上場企業の4〜6月期決算発表がピークを迎えた。最悪期は脱したものの、売上高や利益の絶対水準はなお低迷しているのが現状だ。世界経済の不透明感はまだ強い。長期の成長戦略を推進しつつ、足元のコスト削減にも手を抜かない、攻守両にらみのかじ取りが求められる。
日本企業の代表選手として、トヨタ自動車の4〜6月決算を取り上げてみよう。本業の稼ぎを示す営業損益は1948億円の赤字になった。前年同期の4125億円の黒字に比べれば天と地の差があるが、1〜3月期の6825億円の赤字からは大幅に赤字額が減った。
「前年同期比は大幅マイナス、前四半期比は改善」という傾向はトヨタに限らずパナソニックや日立製作所など他の有力企業にも共通する。1〜3月は在庫調整のため生産を大幅に減らし、売上高と利益が急減した。在庫水準がある程度低下した4〜6月は生産がやや回復した。
だが、安心はできない。在庫調整が一巡すれば、収益が多少上向くのは当然のことだ。海外に目を転じても、米フォード・モーターや米ゼネラル・エレクトリックの決算も同様の傾向を示している。日本企業の危機対応が海外のライバルに比べ、特段優れていたわけではない。
重要なのはこの先だ。経営効率化は引き続き重要な課題だ。危機に伴う需要の急減で、日本企業は過剰雇用を再び抱え込んだ。今年の経済財政白書によると、企業の実際の雇用者から最適雇用者数を差し引いた「企業内失業」は600万人前後に及ぶ。マクロ経済への悪影響が懸念されるが、個々の企業としてはリストラを進めざるを得ないだろう。
もう1つは厳しい中でも未来の成長に向けて布石を打つことだ。例えばハイブリッド車の人気が国内で高まっているが、ブームが世界に広がれば、日本車復活のテコになる。

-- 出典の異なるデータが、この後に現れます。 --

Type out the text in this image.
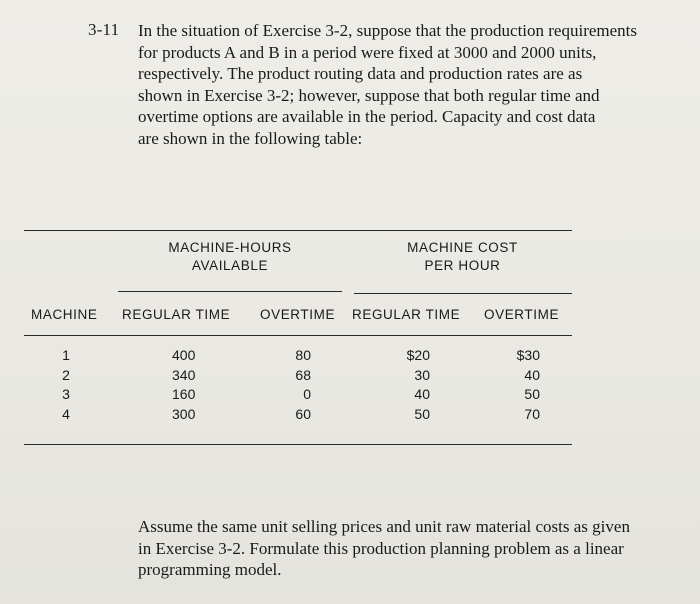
3-11 In the situation of Exercise 3-2, suppose that the production requirements
for products A and B in a period were fixed at 3000 and 2000 units,
respectively. The product routing data and production rates are as
shown in Exercise 3-2; however, suppose that both regular time and
overtime options are available in the period. Capacity and cost data
are shown in the following table:
MACHINE-HOURS
AVAILABLE
MACHINE COST
PER HOUR
MACHINE REGULAR TIME OVERTIME REGULAR TIME OVERTIME
1
2
3
4
400
340
160
300
80
68
0
60
$20
30
40
50
$30
40
50
70
Assume the same unit selling prices and unit raw material costs as given
in Exercise 3-2. Formulate this production planning problem as a linear
programming model.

日立製作所の子会社TOB(株式公開買い付け)も興味深い。変化に尻込みを続けてきた巨象が本当に変われるのか、注目したい。食品など内需産業でも再編統合でグローバル化を加速する機運が出てきた。
危機をどうくぐり抜けるかで「危機後」の競争力は左右される。経営者の力量が試される局面だ。